Captions generated are very short
Hello, I was using BLIP captioning and I found that captions are getting cut off rather than being complete captions. Is there a way to extend the length of the tokens/captions like we can do in Kohya or CLIP Interrogator?
Example. OneTrainer Caption: a woman in a long dress, holding a wand and pointing at the
Clip Interrogator 2 Fast mode: https://huggingface.co/spaces/fffiloni/CLIP-Interrogator-2 a woman standing on top of a mountain holding a wand, digital art fantasy art, digital art fantasy, very beautiful fantasy art, greek myth digital painting, fantasy digital art, very beautiful digital art, sky witch, beautiful fantasy art, maya ali as a wind mage, [[fantasy]], detailed cover artwork, fantasy digital painting, dreamlike digital painting
Wanted to follow up on this, I think the default setting for BLIP is 20 tokens. Maybe we could add a parameter to allow us to adjust this?
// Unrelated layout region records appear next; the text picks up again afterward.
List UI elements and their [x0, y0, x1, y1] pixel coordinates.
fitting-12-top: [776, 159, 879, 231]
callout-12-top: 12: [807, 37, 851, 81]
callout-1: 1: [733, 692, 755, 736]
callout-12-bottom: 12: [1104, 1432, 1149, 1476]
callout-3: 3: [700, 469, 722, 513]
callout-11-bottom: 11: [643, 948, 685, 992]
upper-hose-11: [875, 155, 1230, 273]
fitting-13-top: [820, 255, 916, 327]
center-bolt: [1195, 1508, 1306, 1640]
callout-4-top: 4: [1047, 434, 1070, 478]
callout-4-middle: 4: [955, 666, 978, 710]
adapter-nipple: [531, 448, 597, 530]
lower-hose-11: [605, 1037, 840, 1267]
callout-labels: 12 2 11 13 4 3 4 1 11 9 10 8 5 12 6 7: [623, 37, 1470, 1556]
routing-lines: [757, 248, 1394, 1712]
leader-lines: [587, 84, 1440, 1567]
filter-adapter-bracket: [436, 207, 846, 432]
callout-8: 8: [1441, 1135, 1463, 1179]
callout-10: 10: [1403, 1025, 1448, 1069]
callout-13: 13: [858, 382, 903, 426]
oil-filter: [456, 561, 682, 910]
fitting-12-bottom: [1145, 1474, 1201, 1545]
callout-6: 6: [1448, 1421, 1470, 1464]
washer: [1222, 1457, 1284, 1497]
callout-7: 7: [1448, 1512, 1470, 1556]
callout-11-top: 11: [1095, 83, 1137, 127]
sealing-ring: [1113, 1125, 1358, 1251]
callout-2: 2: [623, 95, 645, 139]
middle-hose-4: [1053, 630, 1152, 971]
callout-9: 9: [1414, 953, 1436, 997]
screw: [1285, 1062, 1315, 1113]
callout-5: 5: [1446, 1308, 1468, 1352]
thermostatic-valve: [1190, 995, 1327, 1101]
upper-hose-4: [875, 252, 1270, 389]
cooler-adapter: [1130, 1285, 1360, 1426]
Colleagues, just use a TagGui for captioning. I'm using it in two stages:
- Caption all images with one of the WD models with max length 75 tokens
- Using the Mistral 7B based model or COGVLM v2 model, asking it to read the tags from WD as a context and produce more sophisticated natural language captions (adding to WD tags or replacing the WD tags completely depending on my goal).
WD / BLIP is by design giving a short information. Use more sophisticated LLMs if you need a more rich caption.
If someone wants to PR this, then by all means but the current position of almost everyone thats a dev or experienced is to use dedicated captioning software.